完全にひどい感じになっている。昨日でなんとかイケるかと思ったが、今朝起きたら声は出ないは関節と頭は痛いわでアカン。起き上がる気力なく枕元でスマホを操作し漱石「それから」を読む。巨大な俎下駄、ゴムマリを投げつけたように部屋中に響く八重椿の落下、心臓に手を当て流れる血の音を確かめずにはいられない主人公。冒頭から異様で、しびれる描写が続く。『彼は健全に生きてゐながら、此生きてゐるといふ大丈夫な事実を、殆ど奇蹟の如き僥倖とのみ自覚し出す事さへある。』ここを読んでいて、全然関係ないのだが、おととい同じように枕元で読んでいた中島らも「僕に踏まれた町と僕が踏まれた町」を思い出す。『あれから十八年が過ぎて、僕たちはちょうど彼が亡くなった歳の倍の年月を生きたことになる。かつてのロック少年たちも今では、喫茶店のおしぼりで耳の穴をふいたりするような「おっさん」になった。そうした軌跡は、かっこうの悪いこと、みっともないことの連続で、それに比べて十八で死んでしまった彼のイメージは、いつまでも十八のすがすがしい少年のままである。自分だけすっぽり夭折するとはずるいやつだ、と僕は思う。薄汚れたこの世界に住み暮らして、年々薄汚れていく身としては、先に死んでしまった人間から嘲笑されているような気になることもある。ただ、こうして生きてきてみるとわかるのだが、めったにはない、何十年に一回くらいしかないかもしれないが、「生きていてよかった」と思う夜がある。一度でもそういうことがあれば、その思いだけがあれば、あとはゴミクズみたいな日々であっても生きていける。
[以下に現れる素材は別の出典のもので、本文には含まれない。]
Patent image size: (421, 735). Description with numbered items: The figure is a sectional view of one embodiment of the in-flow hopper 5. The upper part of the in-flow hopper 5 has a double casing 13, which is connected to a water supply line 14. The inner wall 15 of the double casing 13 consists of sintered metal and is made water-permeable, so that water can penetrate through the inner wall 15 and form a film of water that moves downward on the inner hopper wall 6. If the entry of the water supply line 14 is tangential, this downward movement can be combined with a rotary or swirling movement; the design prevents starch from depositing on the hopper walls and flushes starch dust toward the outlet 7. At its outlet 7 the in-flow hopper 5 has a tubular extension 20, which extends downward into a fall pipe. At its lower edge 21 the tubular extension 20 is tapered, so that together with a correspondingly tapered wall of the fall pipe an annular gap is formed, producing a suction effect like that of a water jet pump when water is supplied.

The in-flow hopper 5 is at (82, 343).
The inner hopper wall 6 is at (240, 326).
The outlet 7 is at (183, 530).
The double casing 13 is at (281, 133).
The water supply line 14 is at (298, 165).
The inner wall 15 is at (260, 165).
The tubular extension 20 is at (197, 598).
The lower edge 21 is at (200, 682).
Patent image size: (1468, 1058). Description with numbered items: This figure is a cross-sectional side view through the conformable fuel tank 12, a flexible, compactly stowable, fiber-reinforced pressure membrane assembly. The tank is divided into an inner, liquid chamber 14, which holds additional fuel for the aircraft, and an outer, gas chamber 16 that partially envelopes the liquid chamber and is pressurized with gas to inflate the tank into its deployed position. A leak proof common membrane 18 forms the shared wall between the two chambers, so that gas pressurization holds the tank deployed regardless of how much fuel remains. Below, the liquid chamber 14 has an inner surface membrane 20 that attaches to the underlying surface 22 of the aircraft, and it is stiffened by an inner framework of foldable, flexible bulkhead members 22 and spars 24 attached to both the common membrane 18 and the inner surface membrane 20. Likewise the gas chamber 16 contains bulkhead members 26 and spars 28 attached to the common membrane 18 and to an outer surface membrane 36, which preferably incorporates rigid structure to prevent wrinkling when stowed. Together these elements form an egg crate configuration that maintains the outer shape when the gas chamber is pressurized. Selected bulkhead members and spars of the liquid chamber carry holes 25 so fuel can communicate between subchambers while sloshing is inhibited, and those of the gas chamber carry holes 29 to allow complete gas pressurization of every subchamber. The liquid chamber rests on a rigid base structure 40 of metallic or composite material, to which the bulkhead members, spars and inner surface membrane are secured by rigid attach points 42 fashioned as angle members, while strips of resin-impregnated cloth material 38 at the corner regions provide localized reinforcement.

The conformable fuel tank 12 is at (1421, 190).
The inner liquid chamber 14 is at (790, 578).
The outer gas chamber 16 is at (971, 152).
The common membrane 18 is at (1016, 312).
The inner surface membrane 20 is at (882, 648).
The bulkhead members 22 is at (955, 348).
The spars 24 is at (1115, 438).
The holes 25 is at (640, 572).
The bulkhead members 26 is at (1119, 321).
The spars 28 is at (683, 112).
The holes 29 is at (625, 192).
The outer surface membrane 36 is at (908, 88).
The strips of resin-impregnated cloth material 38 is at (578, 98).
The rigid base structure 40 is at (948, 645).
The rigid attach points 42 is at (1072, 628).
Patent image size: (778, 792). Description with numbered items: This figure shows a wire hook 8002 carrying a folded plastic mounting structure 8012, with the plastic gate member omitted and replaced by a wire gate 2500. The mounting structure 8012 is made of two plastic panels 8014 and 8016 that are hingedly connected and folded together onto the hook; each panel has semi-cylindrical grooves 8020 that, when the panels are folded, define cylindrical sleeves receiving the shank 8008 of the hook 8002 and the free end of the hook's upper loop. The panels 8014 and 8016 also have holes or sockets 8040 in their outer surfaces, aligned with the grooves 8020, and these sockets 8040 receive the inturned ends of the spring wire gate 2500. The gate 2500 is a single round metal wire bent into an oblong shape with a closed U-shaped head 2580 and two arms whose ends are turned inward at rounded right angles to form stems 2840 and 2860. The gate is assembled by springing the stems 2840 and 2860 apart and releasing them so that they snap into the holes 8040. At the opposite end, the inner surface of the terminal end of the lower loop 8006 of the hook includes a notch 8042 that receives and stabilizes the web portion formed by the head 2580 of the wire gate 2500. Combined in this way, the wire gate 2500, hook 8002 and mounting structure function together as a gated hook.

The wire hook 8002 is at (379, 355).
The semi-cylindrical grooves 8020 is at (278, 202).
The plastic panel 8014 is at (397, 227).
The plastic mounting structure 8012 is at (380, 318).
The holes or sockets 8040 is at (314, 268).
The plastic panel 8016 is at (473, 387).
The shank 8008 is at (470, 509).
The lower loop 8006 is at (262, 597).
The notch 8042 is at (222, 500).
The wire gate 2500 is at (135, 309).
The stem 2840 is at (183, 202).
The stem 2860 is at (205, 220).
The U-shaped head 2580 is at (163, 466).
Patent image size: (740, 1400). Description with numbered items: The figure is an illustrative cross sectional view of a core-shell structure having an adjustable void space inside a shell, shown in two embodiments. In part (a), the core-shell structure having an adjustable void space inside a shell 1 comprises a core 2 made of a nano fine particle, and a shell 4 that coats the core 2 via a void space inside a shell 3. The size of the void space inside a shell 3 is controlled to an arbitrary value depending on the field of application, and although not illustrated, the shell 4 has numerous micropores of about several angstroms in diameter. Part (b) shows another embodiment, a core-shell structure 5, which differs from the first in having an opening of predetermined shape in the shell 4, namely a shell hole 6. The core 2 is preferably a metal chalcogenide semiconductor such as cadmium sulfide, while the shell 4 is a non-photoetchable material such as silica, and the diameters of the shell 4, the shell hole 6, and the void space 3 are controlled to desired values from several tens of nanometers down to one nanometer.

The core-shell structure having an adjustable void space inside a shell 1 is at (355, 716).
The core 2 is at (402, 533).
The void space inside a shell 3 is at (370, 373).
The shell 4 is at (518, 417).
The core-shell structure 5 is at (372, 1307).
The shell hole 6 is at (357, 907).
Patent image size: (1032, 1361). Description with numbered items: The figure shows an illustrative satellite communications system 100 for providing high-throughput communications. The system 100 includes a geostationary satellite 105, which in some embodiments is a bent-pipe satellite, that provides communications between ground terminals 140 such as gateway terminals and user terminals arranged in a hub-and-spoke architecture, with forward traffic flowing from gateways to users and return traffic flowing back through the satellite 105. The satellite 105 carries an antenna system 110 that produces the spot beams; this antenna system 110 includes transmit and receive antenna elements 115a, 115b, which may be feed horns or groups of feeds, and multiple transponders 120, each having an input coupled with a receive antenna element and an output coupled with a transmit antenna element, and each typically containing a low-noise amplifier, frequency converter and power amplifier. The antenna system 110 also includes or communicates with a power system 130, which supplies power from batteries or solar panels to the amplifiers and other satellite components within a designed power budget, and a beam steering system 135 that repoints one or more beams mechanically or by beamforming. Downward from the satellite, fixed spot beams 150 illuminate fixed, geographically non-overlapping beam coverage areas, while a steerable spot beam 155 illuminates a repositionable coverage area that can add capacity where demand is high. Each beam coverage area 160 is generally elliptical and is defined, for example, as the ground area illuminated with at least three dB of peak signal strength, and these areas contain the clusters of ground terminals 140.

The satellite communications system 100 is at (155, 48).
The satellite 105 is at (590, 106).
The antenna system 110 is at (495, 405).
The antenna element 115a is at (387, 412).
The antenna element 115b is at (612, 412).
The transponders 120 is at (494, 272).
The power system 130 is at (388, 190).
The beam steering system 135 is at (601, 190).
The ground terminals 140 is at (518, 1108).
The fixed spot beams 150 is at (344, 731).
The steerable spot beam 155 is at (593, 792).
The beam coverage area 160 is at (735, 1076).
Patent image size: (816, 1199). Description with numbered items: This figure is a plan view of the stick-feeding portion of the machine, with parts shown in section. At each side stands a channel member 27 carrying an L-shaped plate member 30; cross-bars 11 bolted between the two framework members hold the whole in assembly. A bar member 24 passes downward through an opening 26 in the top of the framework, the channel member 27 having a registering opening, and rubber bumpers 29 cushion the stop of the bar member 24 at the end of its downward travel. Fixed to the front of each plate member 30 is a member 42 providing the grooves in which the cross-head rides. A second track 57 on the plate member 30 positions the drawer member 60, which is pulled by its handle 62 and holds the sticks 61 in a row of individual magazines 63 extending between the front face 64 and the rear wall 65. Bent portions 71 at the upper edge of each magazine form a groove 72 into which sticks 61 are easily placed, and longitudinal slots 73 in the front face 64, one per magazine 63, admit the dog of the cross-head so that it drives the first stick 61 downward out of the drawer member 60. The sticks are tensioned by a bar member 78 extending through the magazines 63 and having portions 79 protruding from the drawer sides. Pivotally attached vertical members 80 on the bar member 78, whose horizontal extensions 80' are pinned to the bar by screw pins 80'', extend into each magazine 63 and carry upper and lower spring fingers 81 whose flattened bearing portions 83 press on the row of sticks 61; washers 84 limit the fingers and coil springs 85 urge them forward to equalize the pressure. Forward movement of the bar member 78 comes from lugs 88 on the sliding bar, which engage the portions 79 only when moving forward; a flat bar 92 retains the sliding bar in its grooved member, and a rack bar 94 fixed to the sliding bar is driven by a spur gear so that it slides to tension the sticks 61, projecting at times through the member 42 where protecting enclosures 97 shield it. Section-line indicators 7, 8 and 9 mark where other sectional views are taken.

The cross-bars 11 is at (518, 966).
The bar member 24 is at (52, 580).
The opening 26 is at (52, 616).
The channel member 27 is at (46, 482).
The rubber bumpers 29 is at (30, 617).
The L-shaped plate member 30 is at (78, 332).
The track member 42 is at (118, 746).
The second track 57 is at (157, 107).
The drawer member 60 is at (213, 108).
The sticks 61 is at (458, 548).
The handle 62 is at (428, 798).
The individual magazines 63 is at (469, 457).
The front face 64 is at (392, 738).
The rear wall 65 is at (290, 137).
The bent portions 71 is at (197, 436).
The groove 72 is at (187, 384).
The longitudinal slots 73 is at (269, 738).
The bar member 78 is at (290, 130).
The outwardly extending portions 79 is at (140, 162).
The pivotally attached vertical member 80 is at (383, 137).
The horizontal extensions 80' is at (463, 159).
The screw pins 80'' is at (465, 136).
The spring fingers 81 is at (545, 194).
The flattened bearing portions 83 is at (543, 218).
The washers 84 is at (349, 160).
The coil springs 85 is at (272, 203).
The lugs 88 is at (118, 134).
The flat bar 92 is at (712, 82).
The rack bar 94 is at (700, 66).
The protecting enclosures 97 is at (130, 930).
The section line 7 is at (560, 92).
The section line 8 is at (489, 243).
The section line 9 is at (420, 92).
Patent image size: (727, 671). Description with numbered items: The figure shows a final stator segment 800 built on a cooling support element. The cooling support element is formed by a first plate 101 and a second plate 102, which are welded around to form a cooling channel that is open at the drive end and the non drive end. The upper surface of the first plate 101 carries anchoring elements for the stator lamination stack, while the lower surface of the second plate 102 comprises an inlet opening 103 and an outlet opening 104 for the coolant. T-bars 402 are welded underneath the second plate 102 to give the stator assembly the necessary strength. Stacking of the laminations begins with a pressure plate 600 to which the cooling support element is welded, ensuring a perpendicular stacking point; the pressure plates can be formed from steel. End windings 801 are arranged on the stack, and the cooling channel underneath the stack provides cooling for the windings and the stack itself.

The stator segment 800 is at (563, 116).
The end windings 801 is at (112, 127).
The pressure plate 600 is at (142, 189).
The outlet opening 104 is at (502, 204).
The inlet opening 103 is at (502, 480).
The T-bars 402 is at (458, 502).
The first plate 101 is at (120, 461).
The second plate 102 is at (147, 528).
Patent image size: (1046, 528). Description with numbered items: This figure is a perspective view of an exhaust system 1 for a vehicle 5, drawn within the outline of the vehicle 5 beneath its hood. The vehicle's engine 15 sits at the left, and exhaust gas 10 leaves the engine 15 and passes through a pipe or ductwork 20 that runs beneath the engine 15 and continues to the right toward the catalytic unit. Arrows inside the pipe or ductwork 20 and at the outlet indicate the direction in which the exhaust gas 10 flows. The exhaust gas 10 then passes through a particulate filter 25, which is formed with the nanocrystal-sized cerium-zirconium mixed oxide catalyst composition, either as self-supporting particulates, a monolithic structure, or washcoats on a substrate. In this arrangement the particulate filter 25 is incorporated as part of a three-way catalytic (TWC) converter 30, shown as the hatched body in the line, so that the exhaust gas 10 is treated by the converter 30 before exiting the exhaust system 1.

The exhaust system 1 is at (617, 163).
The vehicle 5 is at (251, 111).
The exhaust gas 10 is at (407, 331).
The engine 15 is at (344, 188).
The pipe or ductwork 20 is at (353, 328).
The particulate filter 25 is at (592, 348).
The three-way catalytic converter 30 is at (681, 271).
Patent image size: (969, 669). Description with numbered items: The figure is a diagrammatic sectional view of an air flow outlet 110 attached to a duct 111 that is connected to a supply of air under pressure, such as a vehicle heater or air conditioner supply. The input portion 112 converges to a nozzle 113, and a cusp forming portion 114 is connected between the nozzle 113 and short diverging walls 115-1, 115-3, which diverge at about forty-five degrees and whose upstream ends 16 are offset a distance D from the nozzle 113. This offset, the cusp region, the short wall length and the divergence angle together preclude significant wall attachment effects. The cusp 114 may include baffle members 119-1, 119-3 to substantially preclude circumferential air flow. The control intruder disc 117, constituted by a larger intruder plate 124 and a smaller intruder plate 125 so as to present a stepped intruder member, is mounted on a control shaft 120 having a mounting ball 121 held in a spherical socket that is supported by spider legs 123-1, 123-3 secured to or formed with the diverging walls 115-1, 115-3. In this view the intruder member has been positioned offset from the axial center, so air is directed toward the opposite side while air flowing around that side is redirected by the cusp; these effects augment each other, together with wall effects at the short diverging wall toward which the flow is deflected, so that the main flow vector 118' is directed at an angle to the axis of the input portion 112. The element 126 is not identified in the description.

だから「あいつも生きてりゃよかったのに」と思う。生きていて、バカをやって、アル中になって、醜く老いていって、それでも「まんざらでもない」瞬間を額に入れてときどき眺めたりして、そうやって生きていればよかったのに、と思う。あんまりあわてるから損をするんだ、わかったか、とそう思うのだ。』こじつけで書いてるから意味もないし、つっこまないでほしいんだけど、この並べた二つ、漱石は生きていることを「奇蹟」と書いて中島らもは「軌跡」と書いた。あと30分ほどで、米が炊ける。

僕に踏まれた町と僕が踏まれた町 (集英社文庫)

僕に踏まれた町と僕が踏まれた町 (集英社文庫)

 

 

ほのか先生、敗れる

今日はNPB(日本プロ野球機構)主催のスプラトゥーン大会があって、ほんの少しだけ見るつもりがプレイボールの朝の10時から8時間、ぜんぶ見てしまった。普段、強すぎる存在として動画配信を見ながら神のように崇めている小学生プレイヤーほのか先生(千葉ロッテマリーンズ)が、いとも簡単にやられている。あの、ほのか先生が全敗である。おそろしい。衝撃であった。